Tania Menai, de Nova York

06.09.2005 | Ganha uma flor quem adivinhar o que estariam fazendo quatro mulheres numa van - uma delas ao volante – soltas pelas ruas de Manhattan na madrugada de sexta-feira. Nem mesmo as mentes mais criativas responderiam que as quatro estariam a caminho de um casamento, de onde recolheriam flores para levá-las ao departamento de pacientes terminais de um hospital da cidade. Liderada pela americana Nancy Lawlor, este é o trabalho da Flower Power, uma organização criada em 2003 que, até hoje, já doou a hospitais e asilos uma quantidade de flores avaliada em mais de um milhão de dólares.

Quando resolveu deixar a carreira de atriz, Nancy assumiu um trabalho temporário num escritório que ficava em frente ao hotel Waldorf Astoria, onde o presidente Clinton costumava se hospedar antes de se mudar para Nova York. Na hora do almoço, ela costumava flanar pela recepção do hotel. Certa vez, reparou nas flores e se perguntou: “O que eles fazem com elas?” E adivinhou a resposta: “Com certeza, não as deixam aí até elas morrerem.” Imediatamente, ligou para a administração do hotel e, na semana seguinte, já tinha mas mãos o equivalente a dois mil dólares em flores.

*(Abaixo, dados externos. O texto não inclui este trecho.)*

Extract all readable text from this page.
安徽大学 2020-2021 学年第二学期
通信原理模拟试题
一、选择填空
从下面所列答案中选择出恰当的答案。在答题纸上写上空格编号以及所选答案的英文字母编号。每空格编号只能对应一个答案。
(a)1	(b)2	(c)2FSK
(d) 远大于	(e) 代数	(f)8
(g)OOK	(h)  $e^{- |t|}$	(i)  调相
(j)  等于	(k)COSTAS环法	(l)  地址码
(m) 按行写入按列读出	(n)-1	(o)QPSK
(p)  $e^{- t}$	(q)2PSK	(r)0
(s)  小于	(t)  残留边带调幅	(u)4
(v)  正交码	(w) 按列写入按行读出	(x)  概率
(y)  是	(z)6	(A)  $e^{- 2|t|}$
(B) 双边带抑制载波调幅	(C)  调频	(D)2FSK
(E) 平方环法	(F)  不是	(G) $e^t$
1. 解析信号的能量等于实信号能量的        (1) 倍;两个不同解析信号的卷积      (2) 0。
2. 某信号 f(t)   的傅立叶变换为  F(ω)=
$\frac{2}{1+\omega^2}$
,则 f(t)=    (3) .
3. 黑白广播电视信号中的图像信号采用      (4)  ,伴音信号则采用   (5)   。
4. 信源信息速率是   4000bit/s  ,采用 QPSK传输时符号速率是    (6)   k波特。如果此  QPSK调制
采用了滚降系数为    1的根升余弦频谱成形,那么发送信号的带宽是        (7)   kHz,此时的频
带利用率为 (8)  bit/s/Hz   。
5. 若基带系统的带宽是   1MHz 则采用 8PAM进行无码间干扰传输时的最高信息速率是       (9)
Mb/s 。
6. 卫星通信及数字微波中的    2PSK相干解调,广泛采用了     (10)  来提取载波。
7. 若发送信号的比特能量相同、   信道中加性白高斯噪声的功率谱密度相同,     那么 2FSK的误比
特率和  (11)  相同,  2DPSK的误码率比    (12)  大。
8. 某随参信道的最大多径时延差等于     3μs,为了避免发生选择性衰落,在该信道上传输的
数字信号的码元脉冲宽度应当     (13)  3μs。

“Há quem diga que flores não fazem parte das necessidades primárias, mas já tem muita gente tomando conta da comida e de abrigo - eu queria fazer algo pioneiro”, diz ela. “Era apenas uma questão de pegar as flores de um lugar e colocar em outro – e eu queria ser esta pessoa.” Ao procurar hospitais, viu que teria de superar a burocracia e restrições como horário de visita e acesso proibido a gente de fora. Procurou, então, um asilo, lugar onde nunca tinha estado antes. “É um novo mundo”, lembra nessa sexta-feira, com um punhado de flores nas mãos. “Faz parte da vida, é algo importante. Nunca saímos de lá sem estarmos tocados. Nunca.”

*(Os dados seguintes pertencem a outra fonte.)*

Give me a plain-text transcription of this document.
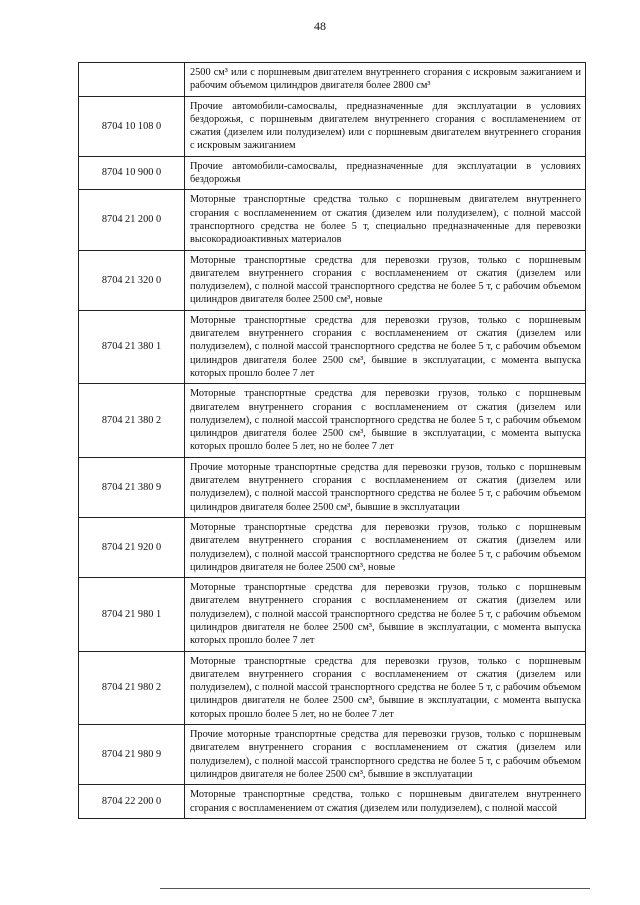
48
	2500 см³ или с поршневым двигателем внутреннего сгорания с искровым зажиганием и рабочим объемом цилиндров двигателя более 2800 см³
8704 10 108 0	Прочие автомобили-самосвалы, предназначенные для эксплуатации в условиях бездорожья, с поршневым двигателем внутреннего сгорания с воспламенением от сжатия (дизелем или полудизелем) или с поршневым двигателем внутреннего сгорания с искровым зажиганием
8704 10 900 0	Прочие автомобили-самосвалы, предназначенные для эксплуатации в условиях бездорожья
8704 21 200 0	Моторные транспортные средства только с поршневым двигателем внутреннего сгорания с воспламенением от сжатия (дизелем или полудизелем), с полной массой транспортного средства не более 5 т, специально предназначенные для перевозки высокорадиоактивных материалов
8704 21 320 0	Моторные транспортные средства для перевозки грузов, только с поршневым двигателем внутреннего сгорания с воспламенением от сжатия (дизелем или полудизелем), с полной массой транспортного средства не более 5 т, с рабочим объемом цилиндров двигателя более 2500 см³, новые
8704 21 380 1	Моторные транспортные средства для перевозки грузов, только с поршневым двигателем внутреннего сгорания с воспламенением от сжатия (дизелем или полудизелем), с полной массой транспортного средства не более 5 т, с рабочим объемом цилиндров двигателя более 2500 см³, бывшие в эксплуатации, с момента выпуска которых прошло более 7 лет
8704 21 380 2	Моторные транспортные средства для перевозки грузов, только с поршневым двигателем внутреннего сгорания с воспламенением от сжатия (дизелем или полудизелем), с полной массой транспортного средства не более 5 т, с рабочим объемом цилиндров двигателя более 2500 см³, бывшие в эксплуатации, с момента выпуска которых прошло более 5 лет, но не более 7 лет
8704 21 380 9	Прочие моторные транспортные средства для перевозки грузов, только с поршневым двигателем внутреннего сгорания с воспламенением от сжатия (дизелем или полудизелем), с полной массой транспортного средства не более 5 т, с рабочим объемом цилиндров двигателя более 2500 см³, бывшие в эксплуатации
8704 21 920 0	Моторные транспортные средства для перевозки грузов, только с поршневым двигателем внутреннего сгорания с воспламенением от сжатия (дизелем или полудизелем), с полной массой транспортного средства не более 5 т, с рабочим объемом цилиндров двигателя не более 2500 см³, новые
8704 21 980 1	Моторные транспортные средства для перевозки грузов, только с поршневым двигателем внутреннего сгорания с воспламенением от сжатия (дизелем или полудизелем), с полной массой транспортного средства не более 5 т, с рабочим объемом цилиндров двигателя не более 2500 см³, бывшие в эксплуатации, с момента выпуска которых прошло более 7 лет
8704 21 980 2	Моторные транспортные средства для перевозки грузов, только с поршневым двигателем внутреннего сгорания с воспламенением от сжатия (дизелем или полудизелем), с полной массой транспортного средства не более 5 т, с рабочим объемом цилиндров двигателя не более 2500 см³, бывшие в эксплуатации, с момента выпуска которых прошло более 5 лет, но не более 7 лет
8704 21 980 9	Прочие моторные транспортные средства для перевозки грузов, только с поршневым двигателем внутреннего сгорания с воспламенением от сжатия (дизелем или полудизелем), с полной массой транспортного средства не более 5 т, с рабочим объемом цилиндров двигателя не более 2500 см³, бывшие в эксплуатации
8704 22 200 0	Моторные транспортные средства, только с поршневым двигателем внутреннего сгорания с воспламенением от сжатия (дизелем или полудизелем), с полной массой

Flores de casamento são as mais frescas

O enfermeiro Ernest e a colega Ann: 'Isso parece uma floresta'
Emocionalmente, o trabalho da Flower Power é uma montanha russa. “Em questão de horas deixo o lugar mais feliz e rico do mundo para mergulhar no lugar mais desesperador”, diz Nancy. “Em certos momentos, eu queria apenas deixar as flores e ir para casa, não queria me envolver”, confessa. Mas não conseguiu. Ao chegar, as pessoas logo diziam “Você está indo embora? Não vá”, conta ela, chorando.

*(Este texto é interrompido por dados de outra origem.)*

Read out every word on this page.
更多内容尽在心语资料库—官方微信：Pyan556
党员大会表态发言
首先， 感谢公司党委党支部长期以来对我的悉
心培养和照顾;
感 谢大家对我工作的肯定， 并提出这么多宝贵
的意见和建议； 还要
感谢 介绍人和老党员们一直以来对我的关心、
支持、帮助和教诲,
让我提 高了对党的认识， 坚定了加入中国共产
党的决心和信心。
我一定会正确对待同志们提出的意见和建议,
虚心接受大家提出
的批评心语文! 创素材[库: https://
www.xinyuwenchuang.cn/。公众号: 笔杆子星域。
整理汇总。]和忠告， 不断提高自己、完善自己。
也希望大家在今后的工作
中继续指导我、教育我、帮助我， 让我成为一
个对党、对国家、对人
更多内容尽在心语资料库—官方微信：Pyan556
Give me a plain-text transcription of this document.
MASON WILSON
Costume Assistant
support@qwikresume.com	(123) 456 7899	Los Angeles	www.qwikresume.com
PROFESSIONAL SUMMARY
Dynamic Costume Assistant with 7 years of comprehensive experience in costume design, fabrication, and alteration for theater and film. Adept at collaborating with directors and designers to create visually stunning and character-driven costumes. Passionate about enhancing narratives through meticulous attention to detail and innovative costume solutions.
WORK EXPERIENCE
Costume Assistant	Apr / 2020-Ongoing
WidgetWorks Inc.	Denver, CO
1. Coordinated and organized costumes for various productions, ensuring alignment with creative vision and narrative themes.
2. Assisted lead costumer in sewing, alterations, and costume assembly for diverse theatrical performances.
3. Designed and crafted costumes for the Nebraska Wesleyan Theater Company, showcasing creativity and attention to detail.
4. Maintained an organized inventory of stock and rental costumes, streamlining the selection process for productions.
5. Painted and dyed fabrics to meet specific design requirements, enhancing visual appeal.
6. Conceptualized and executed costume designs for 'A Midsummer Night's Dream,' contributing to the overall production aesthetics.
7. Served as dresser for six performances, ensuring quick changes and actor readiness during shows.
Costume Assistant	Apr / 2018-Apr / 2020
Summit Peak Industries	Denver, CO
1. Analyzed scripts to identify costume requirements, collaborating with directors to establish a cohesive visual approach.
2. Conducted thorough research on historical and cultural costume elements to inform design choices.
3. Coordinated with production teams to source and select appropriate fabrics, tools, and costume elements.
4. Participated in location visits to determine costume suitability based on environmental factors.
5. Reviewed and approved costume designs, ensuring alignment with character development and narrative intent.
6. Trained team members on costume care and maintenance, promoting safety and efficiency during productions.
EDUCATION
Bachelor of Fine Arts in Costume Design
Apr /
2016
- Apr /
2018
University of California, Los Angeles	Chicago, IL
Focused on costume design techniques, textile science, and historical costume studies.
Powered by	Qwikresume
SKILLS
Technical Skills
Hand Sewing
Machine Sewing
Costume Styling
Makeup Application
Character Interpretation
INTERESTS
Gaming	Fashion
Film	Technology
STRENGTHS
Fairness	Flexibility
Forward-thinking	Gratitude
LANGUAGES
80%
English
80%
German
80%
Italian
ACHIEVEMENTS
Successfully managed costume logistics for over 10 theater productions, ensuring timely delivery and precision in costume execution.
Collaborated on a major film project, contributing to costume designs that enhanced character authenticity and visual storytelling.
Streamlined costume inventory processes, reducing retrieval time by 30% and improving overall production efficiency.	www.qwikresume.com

Nancy sempre se lembra de uma noite em que saiu de um casamento milionário e foi até um hospital do Harlem. Lá, um funcionário bem jovem a levou até uma mulher deitada no chão, sobre um colchão de espuma. Ela não podia dormir na cama. Além de não ser confortável, ela corria o risco de cair. Apesar da pele branca e dos cabelos loiros Nancy conta que a mulher estava tão magra que parecia uma daquelas imagens de etíopes famintos. Sua pele estava amarelada. Ela estava com Aids. “Trouxemos flores para você. Vamos colocar aqui perto de você, para que possa vê-las”, disse o enfermeiro. “Em casos assim, não há o que dizer. Ela era uma mulher de trinta e poucos anos, mas aparentava 80. Era mãe de três meninos, todos delinqüentes. Obviamente, nenhum deles podia visitá-la”, conta Nancy. Quatro horas depois, ela faleceu. Essas foram as últimas flores que ela ganhou. Talvez as únicas. “As mesmas flores foram usadas para o enterro”, recorda, sem conter as lágrimas.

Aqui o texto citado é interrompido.